It's been awfully hot around here lately. That's made it difficult for everyone to cool down.

The Michael Vick debate turned heated the moment news broke that the former Falcon would begin nesting with the Eagles. Some fans, the mad and hyperbolic ones, have bellowed that the organization pushed them past the point of return.

Like a gang of Howard Beales trying to recreate that famous scene from Network, they're throwing open their windows and screaming, "We're mad as hell, and we're not going to take it anymore." On the radio, I heard people promise to return their tickets, and I received e-mails from fans who swore they won't watch the games on TV.

Maybe you know people who've made those vows. Maybe you've taken the pledge yourself.

I'm not buying it. You're bluffing, and you're bad at it.

I don't doubt you feel angry and betrayed and ashamed. And I don't blame you, either. What Vick did was horrifying and inexcusable. There are those who don't believe he deserves a second chance because they find his crime too heinous. And there are those who are OK with the idea of his playing again - just as long as Vick doesn't play for the Eagles.

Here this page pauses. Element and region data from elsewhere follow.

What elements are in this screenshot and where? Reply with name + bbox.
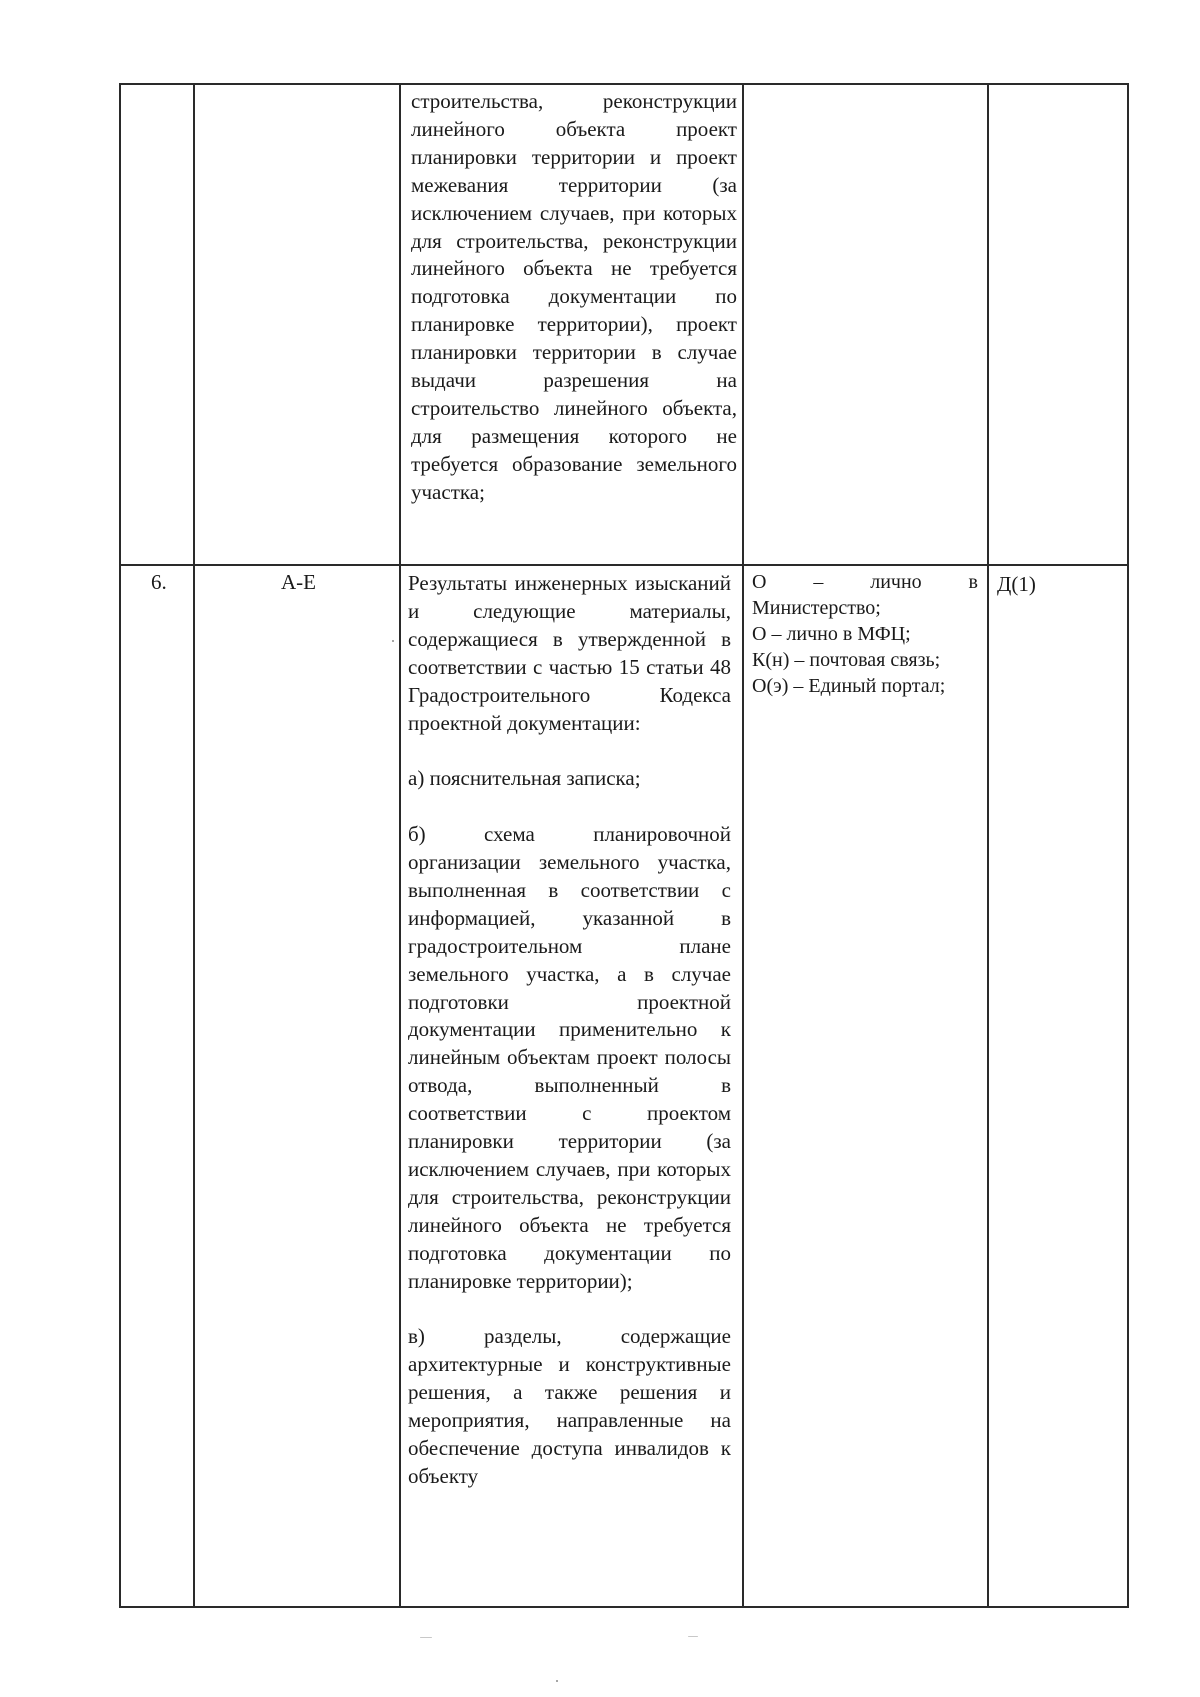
document-paragraph-a: а) пояснительная записка; bbox=[408, 766, 641, 791]
document-paragraph-b: б) схема планировочной организации земельного участка, выполненная в соответствии с информацией, указанной в градостроительном плане земельного участка, а в случае подготовки проектной документации применительно к линейным объектам проект полосы отвода, выполненный в соответствии с проектом планировки территории (за исключением случаев, при которых для строительства, реконструкции линейного объекта не требуется подготовка документации по планировке территории); bbox=[408, 822, 731, 1293]
remark-code: Д(1) bbox=[997, 572, 1036, 596]
scan-speck bbox=[420, 1637, 432, 1638]
document-paragraph-c: в) разделы, содержащие архитектурные и конструктивные решения, а также решения и мероприятия, направленные на обеспечение доступа инвалидов к объекту bbox=[408, 1324, 731, 1488]
scan-speck bbox=[688, 1636, 698, 1637]
submission-method-ministry: О – лично в Министерство; bbox=[752, 571, 978, 619]
scan-speck bbox=[556, 1680, 558, 1682]
required-documents-cell bbox=[408, 570, 731, 1491]
document-paragraph-intro: Результаты инженерных изысканий и следующие материалы, содержащиеся в утвержденной в соответствии с частью 15 статьи 48 Градостроительного Кодекса проектной документации: bbox=[408, 571, 731, 735]
submission-method-mfc: О – лично в МФЦ; bbox=[752, 623, 911, 645]
submission-method-post: К(н) – почтовая связь; bbox=[752, 649, 941, 671]
continued-document-text: строительства, реконструкции линейного объекта проект планировки территории и проект межевания территории (за исключением случаев, при которых для строительства, реконструкции линейного объекта не требуется подготовка документации по планировке территории), проект планировки территории в случае выдачи разрешения на строительство линейного объекта, для размещения которого не требуется образование земельного участка; bbox=[411, 89, 737, 504]
applicant-code: А-Е bbox=[281, 570, 316, 594]
table-right-border bbox=[1127, 83, 1129, 1608]
submission-methods-cell bbox=[752, 569, 978, 699]
submission-method-portal: О(э) – Единый портал; bbox=[752, 675, 946, 697]
row-number: 6. bbox=[151, 570, 167, 594]
scan-speck bbox=[392, 640, 394, 642]
column-divider-2 bbox=[399, 83, 401, 1608]
column-divider-3 bbox=[742, 83, 744, 1608]
row-divider bbox=[119, 564, 1129, 566]
table-bottom-border bbox=[119, 1606, 1129, 1608]
continued-document-cell bbox=[411, 88, 737, 507]
table-top-border bbox=[119, 83, 1129, 85]
column-divider-1 bbox=[193, 83, 195, 1608]
column-divider-4 bbox=[987, 83, 989, 1608]
table-left-border bbox=[119, 83, 121, 1608]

All of that makes sense. You aren't comfortable rooting for Vick. That's totally understandable. But there's a big difference between not wanting any part of Vick and not wanting any part of the Eagles.

Let's be honest: Eagles fans are passionate and excitable. There's always something that angries up the blood. I'm not trying to trivialize the reaction to the Vick signing. Of all the flash points that have made people swear off the Eagles in the past, what Vick did was by far the most barbarous and wicked. But this isn't the first time people have renounced their allegiance to the Eagles, and it certainly won't be the last.

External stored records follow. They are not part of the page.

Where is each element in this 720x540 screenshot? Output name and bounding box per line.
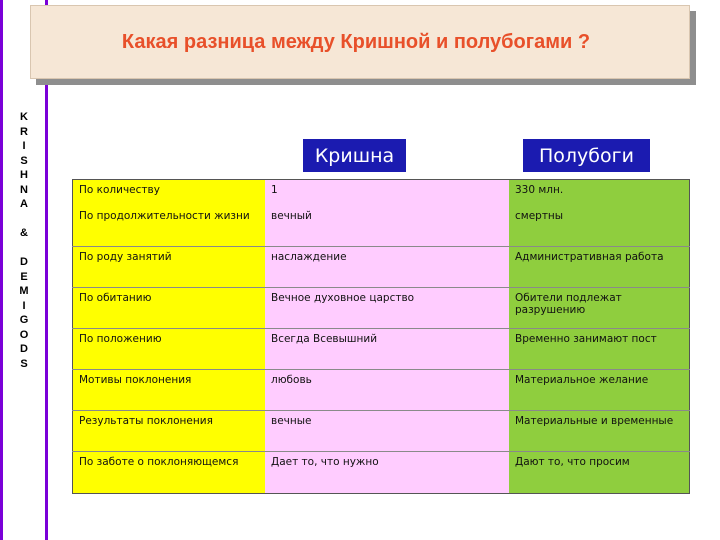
krishna-cell: Вечное духовное царство [265,288,509,329]
sidebar-letter [3,212,45,227]
demigods-cell: Административная работа [509,247,690,288]
table-row [73,411,690,452]
sidebar-letter [3,241,45,256]
table-row [73,329,690,370]
criteria-text: По продолжительности жизни [79,210,250,222]
krishna-cell: Всегда Всевышний [265,329,509,370]
table-row [73,370,690,411]
table-row [73,247,690,288]
sidebar-letter: S [20,154,28,167]
table-row [73,180,690,247]
column-header-krishna: Кришна [303,139,406,172]
sidebar-vertical-text [3,110,45,371]
comparison-table [72,179,690,494]
demigods-cell: Материальное желание [509,370,690,411]
sidebar-letter: N [20,183,28,196]
criteria-cell: По обитанию [73,288,266,329]
sidebar-letter: H [20,169,28,181]
page-title: Какая разница между Кришной и полубогами ? [121,30,591,53]
sidebar-letter: I [22,299,26,312]
sidebar-letter: & [20,227,28,239]
sidebar-letter: G [19,314,29,326]
demigods-cell: Материальные и временные [509,411,690,452]
criteria-cell: По заботе о поклоняющемся [73,452,266,494]
title-box [30,5,690,79]
sidebar-letter: S [20,357,28,370]
krishna-cell: любовь [265,370,509,411]
column-header-demigods: Полубоги [523,139,650,172]
criteria-cell: Мотивы поклонения [73,370,266,411]
demigods-cell [509,180,690,247]
demigods-cell: Временно занимают пост [509,329,690,370]
sidebar-letter: D [20,343,28,355]
table-row [73,288,690,329]
sidebar-letter: E [20,270,28,283]
sidebar-letter: R [20,125,28,138]
krishna-cell: Дает то, что нужно [265,452,509,494]
criteria-cell [73,180,266,247]
krishna-cell: вечные [265,411,509,452]
krishna-cell: наслаждение [265,247,509,288]
table-row [73,452,690,494]
krishna-cell [265,180,509,247]
sidebar-letter: O [19,328,29,341]
demigods-text: смертны [515,210,564,222]
demigods-cell: Дают то, что просим [509,452,690,494]
krishna-text: вечный [271,210,312,222]
sidebar-letter: K [20,111,28,123]
krishna-text: 1 [271,184,278,196]
criteria-cell: Результаты поклонения [73,411,266,452]
criteria-cell: По положению [73,329,266,370]
demigods-cell: Обители подлежат разрушению [509,288,690,329]
sidebar-letter: A [20,198,28,210]
sidebar-letter: I [22,140,26,152]
sidebar-letter: M [19,285,29,297]
sidebar-letter: D [20,256,28,268]
criteria-text: По количеству [79,184,160,196]
demigods-text: 330 млн. [515,184,564,196]
criteria-cell: По роду занятий [73,247,266,288]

In the early '90s, I remember how furious all of my friends and I were when Reggie White led a mass exodus of players. We blamed "that guy in France," as Buddy Ryan used to call Norman Braman, for failing to pay them the going rate, and we took an oath not to watch the Birds until the Eagles were freed from his frugal grip.

In the late '90s, we made a similar pact after the Eagles drafted some good-for-nothing quarterback from Syracuse instead of Heisman Trophy winner Ricky Williams. The new coach was quite obviously a buffoon, and until they replaced him or found a decent running back, we were calling it quits.

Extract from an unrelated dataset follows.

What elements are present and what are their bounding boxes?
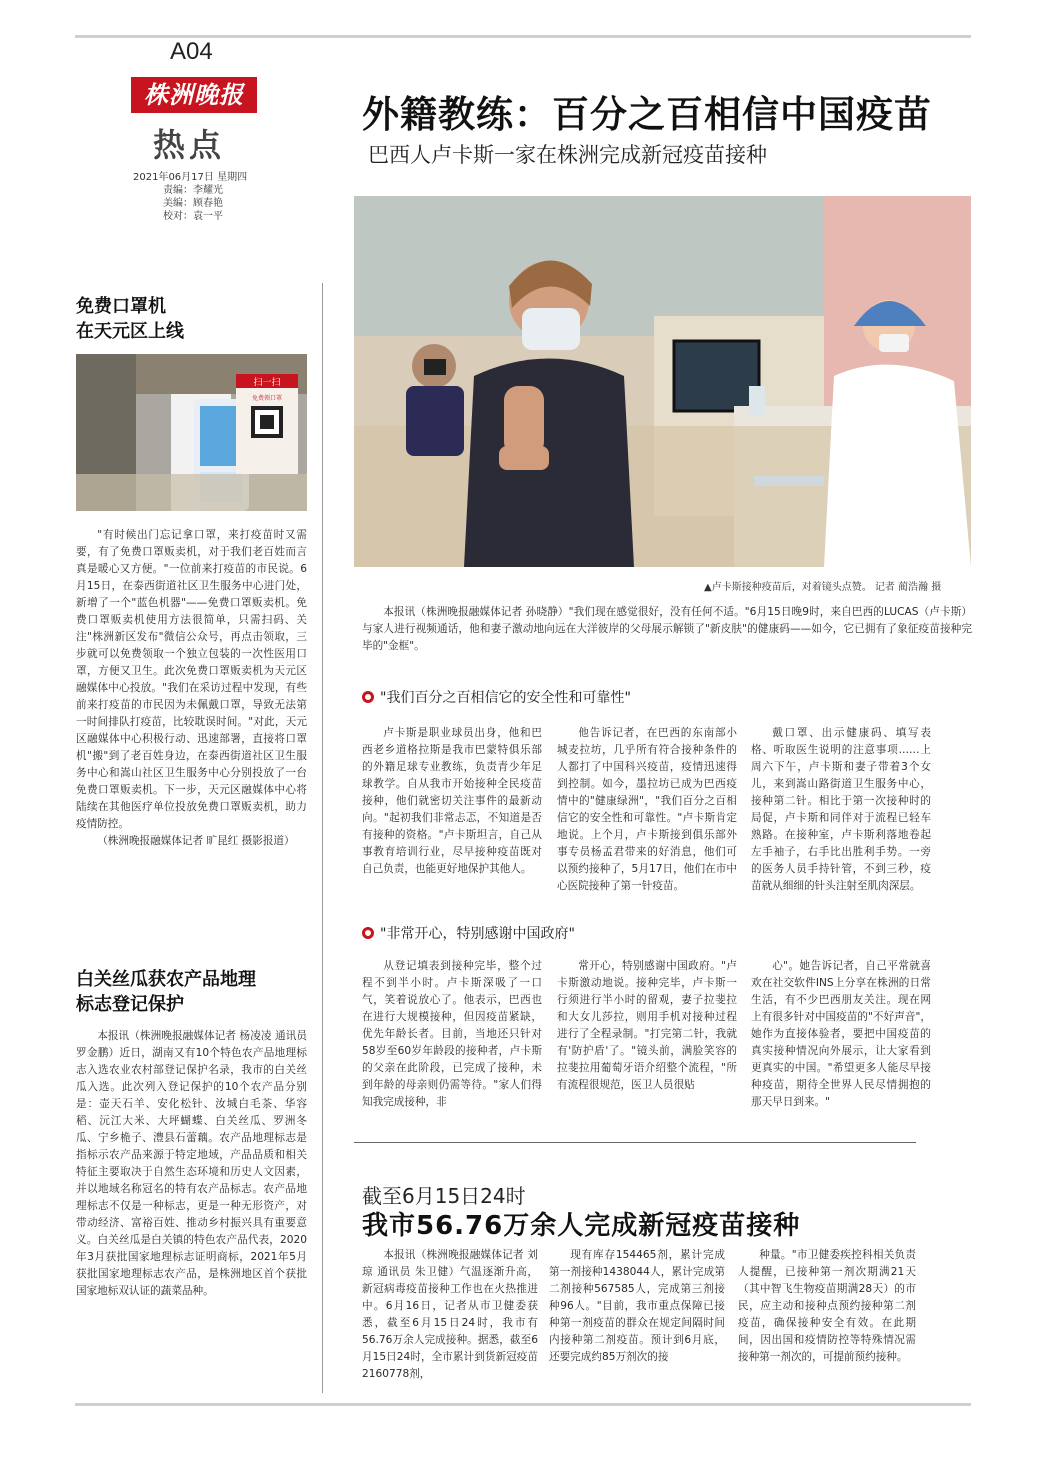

Everyone lashed out again when T.O. scuttled the post-Super Bowl season, and they flipped once more when everyone's favorite Eagle, Brian Dawkins, became a Bronco. I was driving home shortly after the Dawkins news was confirmed when I turned on the radio and heard my pal, Fearce. He called one of the stations to inform everyone he was officially done with the Birds.

All of that was nonsense, of course. Fearce and the rest of us talk a good game, but we never follow through on any of our threats. Sports, and especially the Eagles, are sustenance in Philly. No matter how much the players, coaches and owners infuriate us, we'd sooner give up our daily ration of food and water (and beer) than stop following our teams.

Besides, what exactly would you do on Sundays if you weren't watching the Eagles? If you think you're going to pull a Frank the Tank and hit Home Depot and Bed Bath & Beyond, forget about it. I have married friends who do that stuff. That's no kind of life.

"You have to understand, at this particular point, it's still fresh in their minds, and people are upset," Donovan McNabb said about the fans who claim they've reached their breaking point. "With everything that's happened, things will change. The only thing we can do right now is focus in on football. You can't change some people's opinions. You can't change the way they may think. But you can go out and do your job. We hope that everyone will be out at the stadium and cheering just like they had been before - tailgating and getting ready for the game. It's going to be an exciting year. We hope everyone will be there."

But you're still finished with the Eagles, right? You're sticking to your decision?

OK. Let's see if you're really serious. Send your single-game and season tickets to your Page 2 pals here at the Inquirer: 400 N. Broad St., Philadelphia 19130. We'll donate them to charity or, if you want the seats to remain empty in a powerful symbolic gesture, we'll be happy to burn them on your behalf. We'll even publish the names of the brave souls in this very space.

Oh, and if you're one of the people who said you won't watch the games on TV, feel free to ship your HD flat screen my way. I could use one in my bedroom.